Not really off topic imo. Maps well onto social collapse.
Or...you know, the ravings of madmen. I think you should ask yourself if you even want to stop collapse and if you think the communists are scary, take comfort that while they are more numerous and zealous than previously understood, they aren't very good at it. They can't see the obstacle right under their noses, have dogmatic views of power, and foolish understanding of needs. They only succeed long enough to become failures. They imagine that the square peg won't go into the round hole because of something wrong with the peg, or maybe the hole...but not themselves.
Stop collapse? I think you're misunderstanding me a little, Ana. As Christians, we're all supposed to work for the peaceful betterment of the society we live in, even if and when that society decides to pull the plug on itself spiritually and socially.
So, what appears to others, I'm sure, to be my mere ramblings about prophetic patterns in history shouldn't be taken as inferred courses of action, especially not of political action.
If you lack the conviction that is only gained through ignorance to lead....
Then I'd propose that the only good is to serve any as best you can...and by this do good. Those who lead would need such help.

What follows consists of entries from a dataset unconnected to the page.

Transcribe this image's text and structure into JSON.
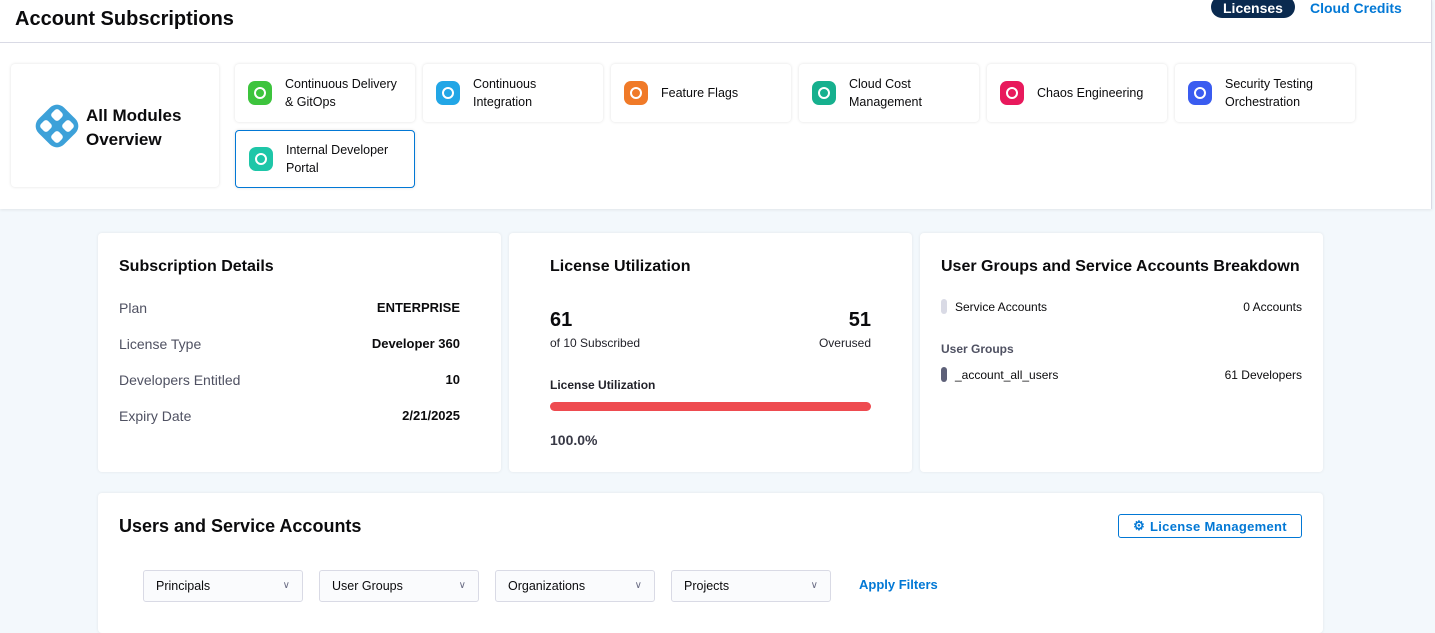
{
  "header": {
    "title": "Account Subscriptions",
    "tabs": [
      {
        "label": "Licenses",
        "active": true
      },
      {
        "label": "Cloud Credits",
        "active": false
      }
    ]
  },
  "modules": {
    "all": {
      "line1": "All Modules",
      "line2": "Overview"
    },
    "items": [
      {
        "name": "Continuous Delivery & GitOps",
        "l1": "Continuous Delivery",
        "l2": "& GitOps",
        "icon": "cd-gitops-icon",
        "color": "#3dc43d"
      },
      {
        "name": "Continuous Integration",
        "l1": "Continuous",
        "l2": "Integration",
        "icon": "ci-icon",
        "color": "#22a6e6"
      },
      {
        "name": "Feature Flags",
        "l1": "Feature Flags",
        "l2": "",
        "icon": "feature-flags-icon",
        "color": "#f07a28"
      },
      {
        "name": "Cloud Cost Management",
        "l1": "Cloud Cost",
        "l2": "Management",
        "icon": "ccm-icon",
        "color": "#16b08e"
      },
      {
        "name": "Chaos Engineering",
        "l1": "Chaos Engineering",
        "l2": "",
        "icon": "chaos-icon",
        "color": "#e8195c"
      },
      {
        "name": "Security Testing Orchestration",
        "l1": "Security Testing",
        "l2": "Orchestration",
        "icon": "sto-icon",
        "color": "#3a5cf0"
      },
      {
        "name": "Internal Developer Portal",
        "l1": "Internal Developer",
        "l2": "Portal",
        "icon": "idp-icon",
        "color": "#1ec6a8",
        "selected": true
      }
    ]
  },
  "subscription": {
    "title": "Subscription Details",
    "rows": [
      {
        "k": "Plan",
        "v": "ENTERPRISE"
      },
      {
        "k": "License Type",
        "v": "Developer 360"
      },
      {
        "k": "Developers Entitled",
        "v": "10"
      },
      {
        "k": "Expiry Date",
        "v": "2/21/2025"
      }
    ]
  },
  "utilization": {
    "title": "License Utilization",
    "used": "61",
    "used_label": "of 10 Subscribed",
    "overused": "51",
    "overused_label": "Overused",
    "bar_label": "License Utilization",
    "percent_text": "100.0%",
    "percent": 100,
    "bar_color": "#ee4b50"
  },
  "breakdown": {
    "title": "User Groups and Service Accounts Breakdown",
    "service": {
      "label": "Service Accounts",
      "value": "0 Accounts"
    },
    "groups_label": "User Groups",
    "groups": [
      {
        "label": "_account_all_users",
        "value": "61 Developers"
      }
    ]
  },
  "users": {
    "title": "Users and Service Accounts",
    "license_mgmt": "License Management",
    "filters": [
      "Principals",
      "User Groups",
      "Organizations",
      "Projects"
    ],
    "apply": "Apply Filters"
  }
}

Conviction, in my case, has little to do with it, really. It's more of a matter of denied opportunity.
But you're right, I think: We all need to seek to help those who lead.
Oof...that's dark. Well...if I were king, emperor, or close enough to power to fix problems....

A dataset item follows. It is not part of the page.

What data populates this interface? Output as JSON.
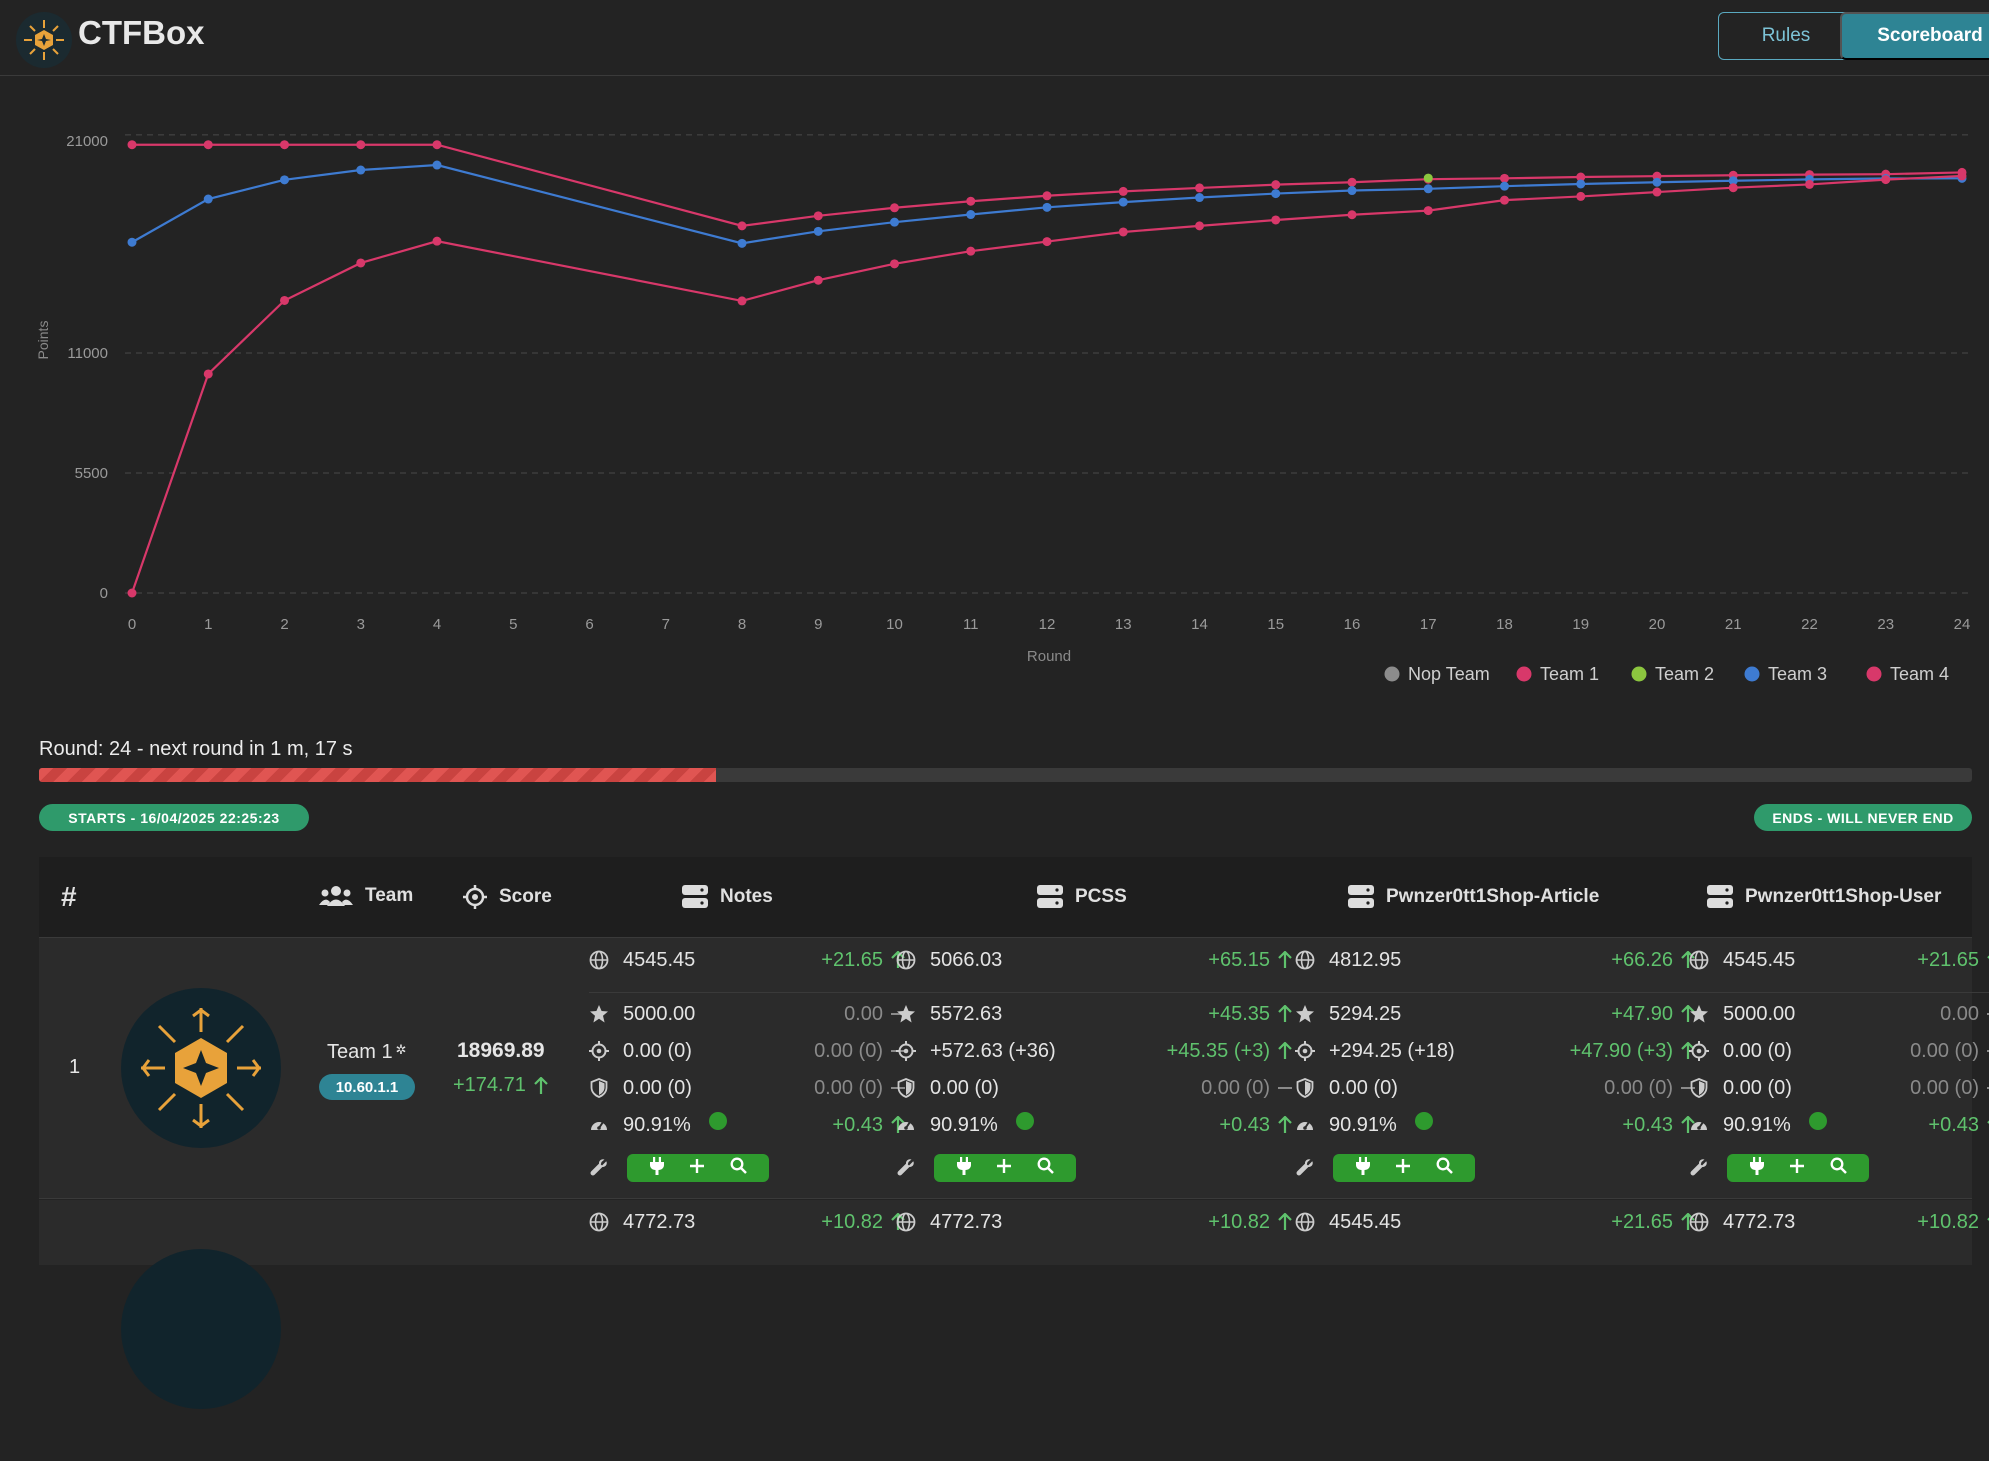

I'd return the focus to family. Absent good education, and gainful or meaningful employment, family will keep social bonds from complete deterioration. Raise wages at the bottom, depress costs at the top, manage growth to a trickle, reorient value along lines of necessity of labor not difficulty or innovation....then rebuild the educational system. Divide what must be public from what should be private. We wouldn't suffer me long...so whatever I do must be hard to undo after me. Essentially, I'd point out that we need garbagemen...doctors, nurses, teachers, farmers, police and the like....far more than financial speculators and value trading gamblers...and remove their toys. Trim away needless bureaucracy. Those I have to hurt are few and should be hurt all at once, those I am responsible to help are many and should be given what they need slowly to understand the continual good of my rule and by the time enough smart people understand what I've done, I'll be loved enough to not be executed.
But who wants to work that hard for those who don't understand? Let it collapse. Serve any seeking help...as best you can.
I'd prefer it not to collapse but reform into something better if possible, for everyone's benefit.